I started thinking about this ‘self’ and this ‘space’ this ‘self’ apparently needs. I started wondering how it is that people remain spacious and live as a family of nine in a shack. Gradually (with the help of meditation and yoga, admittedly) I began to catch a glimpse. I was supposed to be in my yoga class, and meditating along with my virtual sangha for our two hundredth day, and practicing, but I was driving to the station to pick up C. I started to think about where I wasn’t and how everyone around me had forced me into this corner of where I didn’t want to be (why couldn’t he post his painting later, she catch the bus…). I began concentrating on my breathing, becoming aware of my fingers touching the wheel, bearing my fellow meditators in heart and mind when suddenly it happened – I was simply where I was. The world kept turning. I kept turning with it and there was so much space!
I met C at the station with open arms.
7 Comments:
Oh, this made me tremble with recognition! I'm so happy for you that you found this feeling. And for me that you shared it so eloquently. There are many different kinds of cramping and clutter, material and less material, but as it happens I may find myself living in a building site one of these days...

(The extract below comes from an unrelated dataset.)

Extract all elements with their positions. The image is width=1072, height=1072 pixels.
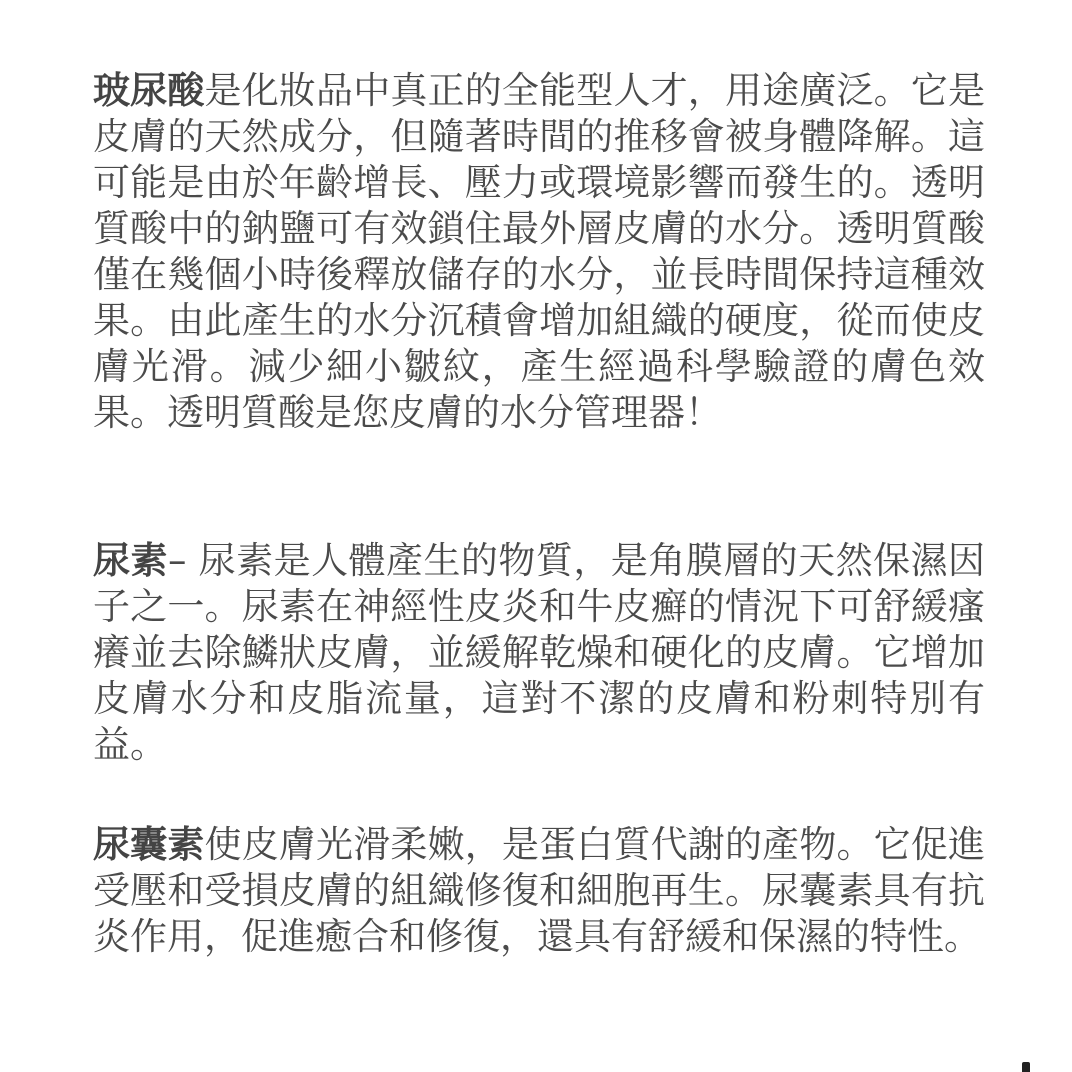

At one with the Universe... those fleeting glimpses, so rare and so precious. It's always so: the iron grip we like to have, the control we believe we need, the anxious place this always takes us to.
:-)
Now this is a post to be truly joyful about! I'm not always successful either, but it's so wonderful when we DO remember and the space opens, wherever we are.
How beautifully you describe this--the near miraculous transition from grumbling over what we think should be to being struck dumb by what IS.
These moments are what I live for. They won't come on demand, not for me anyway -- but when I meditate there's as likely as not to be one or two of them. I think what that means is not that I'm inducing them somehow, but that I'm just not impeding them so industriously with all my fretting and planning.
Lovely post. Thank you, Ruth.
Lois McMaster Bujold gives her main character one of these moments in Memory. Once experienced, that space can be found again and again.
being busy with loved ones is love....enjoy it!